Ask a basketball coach, and he’ll tell you, “You can’t teach tall.”

“Sometimes, it’s the person’s capacity/willingness to learn that’s more important than the things they already know.”

That was my original response to your phone interview post. It’s good to see that you’ve added to your original point of view. Looking solely at an applicant’s experience is a very narrow, one-dimensional position. As you point out, if that’s the case I don’t want to work in that organization anyway. Programming is very multi-dimensional. The programming interview process should reflect that.

these have been some great posts. good insight into HR, etc.

can we get some programming posts? :slight_smile: it’s been a while.

Couldn’t agree more

http://blog.nirav.name/2007/12/of-length-of-experience-and-developers.html

Why ask for 10 years experience? In short, you ask for 8 years of old knowledge, only the 2 latest are fresh knowledge on new techniques.

But on the other hand, experience is important in many cases, with much experience you have already done your share of errors and hopefully learned a lot by doing them and you have a large bag of useful tricks that can be a big benefit and time saver in a project.

So combine seniors and juniors in the project to have a perfect mix of experience and drive can be a good practice.

But you can put in the advert MOD Security Clearance is required since that is a requirement and anyone can theoretically get clearance?

You wouldn’t want to /require/ MOD Security Clearance as hardly anyone has it, and people can’t get it themselves (has to be appropriately sponsored). But, you can’t put no criminal record, nor can you put must have 5 years uk residency, to screen out people who aren’t going to pass the vetting.

If you are really interested in learning how to hire people, I would suggest learning about the field of Industrial Psychology, a large chunk of which is focused on how to recruit, select, hire and retain people. Hiring based on abilities (raw talent, so to speak) has been well-known in this field for decades. It’s when people try to hire based on their own personal pet theories about “what makes a good candidate” (especially when individual hiring managers do this) that you increase risk unnecessarily.

Loved this post. Hated your phone interview post!!!

I couldn’t agree more. I often laugh at job postings that say things like "8-10 years of .NET experience required."
I remember seeing one job posting “requiring” 5 years .NET experience in 2004.

How can they expect you to have experience in a technology from several years before its release?

I totally agree. Maybe software engineering is an art and us developers are artists (http://www.code-muse.com/blog/?p=20)… However, whatever metaphor you want to use for developing software (be it engineering, art, or rock climbing), the most simple way to put it is that it requires hard work. In the sense, that most of the time programming is a tough job requiring a fair amount of using your brain, and with a lot of passion, your mind is at its best.

You know, I have to say, part of this is up to the interviewee as well. Simply saying “I don’t know” when asked a question about a technology you aren’t familiar with is a great way to sink yourself. If a developer is looking for a particular tech that you don’t know, my strategy has always been to be up front, and say “I don’t know it off hand, but I can buy a book and learn it fairly quick.”
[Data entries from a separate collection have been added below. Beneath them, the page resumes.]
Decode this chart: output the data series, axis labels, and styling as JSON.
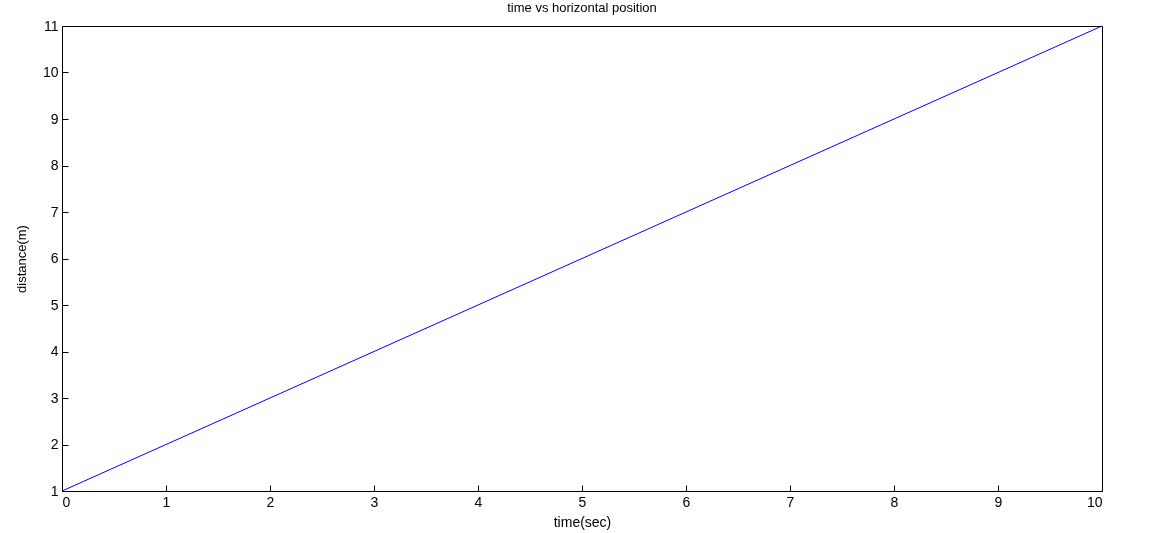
{
  "chart_data": {
    "type": "line",
    "title": "time vs horizontal position",
    "xlabel": "time(sec)",
    "ylabel": "distance(m)",
    "x": [
      0,
      10
    ],
    "series": [
      {
        "color": "#0000ff",
        "values": [
          1,
          11
        ]
      }
    ],
    "xlim": [
      0,
      10
    ],
    "ylim": [
      1,
      11
    ],
    "xticks": [
      0,
      1,
      2,
      3,
      4,
      5,
      6,
      7,
      8,
      9,
      10
    ],
    "yticks": [
      1,
      2,
      3,
      4,
      5,
      6,
      7,
      8,
      9,
      10,
      11
    ],
    "grid": false,
    "marker": "none",
    "line_style": "solid"
  }
}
This happened to me during an interview for Relic. They wanted STL experience, but I told them straight up, I’m not directly familiar with the STL, but I can buy a book and learn it without significantly hindering my ability.

Not only did the interviews continue, but they eventually made me an offer (which, ironically, I refused).

But if you can reach a point where you are talking with a live person, if you know you can do the job, then there’s no reason you shouldn’t be able to talk yourself in to it.

Some people work for 5 years and gain 5 years of experience. Some people work for the same 5 years and gain 1 year of experience 5 times.